Liquid-grain mixing suppresses droplet spreading and splashing during impact
Song-Chuan Zhao, Rianne de Jong, Devaraj van der Meer

TL;DR
This study investigates how liquid impacts on granular surfaces, revealing that liquid-grain mixing influences droplet spreading and splashing, with larger grains and higher wettability suppressing splashing through a transition from capillary to viscous regimes.
Contribution
It introduces the concept of liquid-grain mixing as a key mechanism affecting droplet impact dynamics on granular media, supported by experimental evidence.
Findings
Larger grain size and increased wettability suppress splashing.
Transition from capillary to viscous regime observed with changing parameters.

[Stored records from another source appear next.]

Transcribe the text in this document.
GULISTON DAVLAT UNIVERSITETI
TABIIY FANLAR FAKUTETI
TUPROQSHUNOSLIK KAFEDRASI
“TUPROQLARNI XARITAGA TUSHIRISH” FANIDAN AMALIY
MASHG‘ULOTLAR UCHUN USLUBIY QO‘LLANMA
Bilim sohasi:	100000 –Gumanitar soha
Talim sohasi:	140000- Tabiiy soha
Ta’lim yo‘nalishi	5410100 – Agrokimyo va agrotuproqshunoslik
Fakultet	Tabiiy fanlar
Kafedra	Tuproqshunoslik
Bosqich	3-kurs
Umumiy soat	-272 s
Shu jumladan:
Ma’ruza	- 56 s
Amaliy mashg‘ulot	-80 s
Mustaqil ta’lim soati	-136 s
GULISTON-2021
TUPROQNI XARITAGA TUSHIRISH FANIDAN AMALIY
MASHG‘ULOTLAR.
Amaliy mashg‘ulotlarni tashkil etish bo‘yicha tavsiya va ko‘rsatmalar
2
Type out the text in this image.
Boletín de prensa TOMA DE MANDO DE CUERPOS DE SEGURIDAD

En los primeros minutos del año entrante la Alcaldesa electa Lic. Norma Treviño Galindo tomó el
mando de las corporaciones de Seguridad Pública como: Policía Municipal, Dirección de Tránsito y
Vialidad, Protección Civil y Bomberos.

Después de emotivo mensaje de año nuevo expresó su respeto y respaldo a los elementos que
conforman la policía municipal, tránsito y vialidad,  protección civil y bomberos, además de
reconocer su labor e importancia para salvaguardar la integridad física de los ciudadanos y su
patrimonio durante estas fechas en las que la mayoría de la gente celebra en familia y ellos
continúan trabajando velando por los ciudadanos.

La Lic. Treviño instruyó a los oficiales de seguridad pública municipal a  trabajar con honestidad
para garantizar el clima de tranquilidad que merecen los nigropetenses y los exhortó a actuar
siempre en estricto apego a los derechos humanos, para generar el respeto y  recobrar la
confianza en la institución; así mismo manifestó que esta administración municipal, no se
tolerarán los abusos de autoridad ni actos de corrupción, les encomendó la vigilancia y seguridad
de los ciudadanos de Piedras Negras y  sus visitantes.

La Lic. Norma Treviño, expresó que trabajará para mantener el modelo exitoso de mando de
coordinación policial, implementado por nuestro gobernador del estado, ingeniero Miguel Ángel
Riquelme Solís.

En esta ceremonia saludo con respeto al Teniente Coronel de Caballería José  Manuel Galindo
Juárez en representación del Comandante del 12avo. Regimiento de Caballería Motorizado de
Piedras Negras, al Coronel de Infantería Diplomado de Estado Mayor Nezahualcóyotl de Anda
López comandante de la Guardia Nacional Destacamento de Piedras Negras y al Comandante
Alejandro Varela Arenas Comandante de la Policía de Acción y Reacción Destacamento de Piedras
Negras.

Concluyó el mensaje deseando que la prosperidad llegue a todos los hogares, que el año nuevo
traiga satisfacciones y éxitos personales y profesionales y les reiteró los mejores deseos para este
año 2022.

Effective viscosity explains the impact behavior.
Abstract
Would a raindrop impacting on a coarse beach behave differently from that impacting on a desert of fine sand? We study this question by a series of model experiments, where the packing density of the granular target, the wettability of individual grains, the grain size, the impacting liquid, and the impact speed are varied. We find that by increasing the grain size and/or the wettability of individual grains the maximum droplet spreading undergoes a transition from a capillary regime towards a viscous regime, and splashing is suppressed. The liquid-grain mixing is discovered to be the underlying mechanism. An effective viscosity is defined accordingly to quantitatively explain the observations.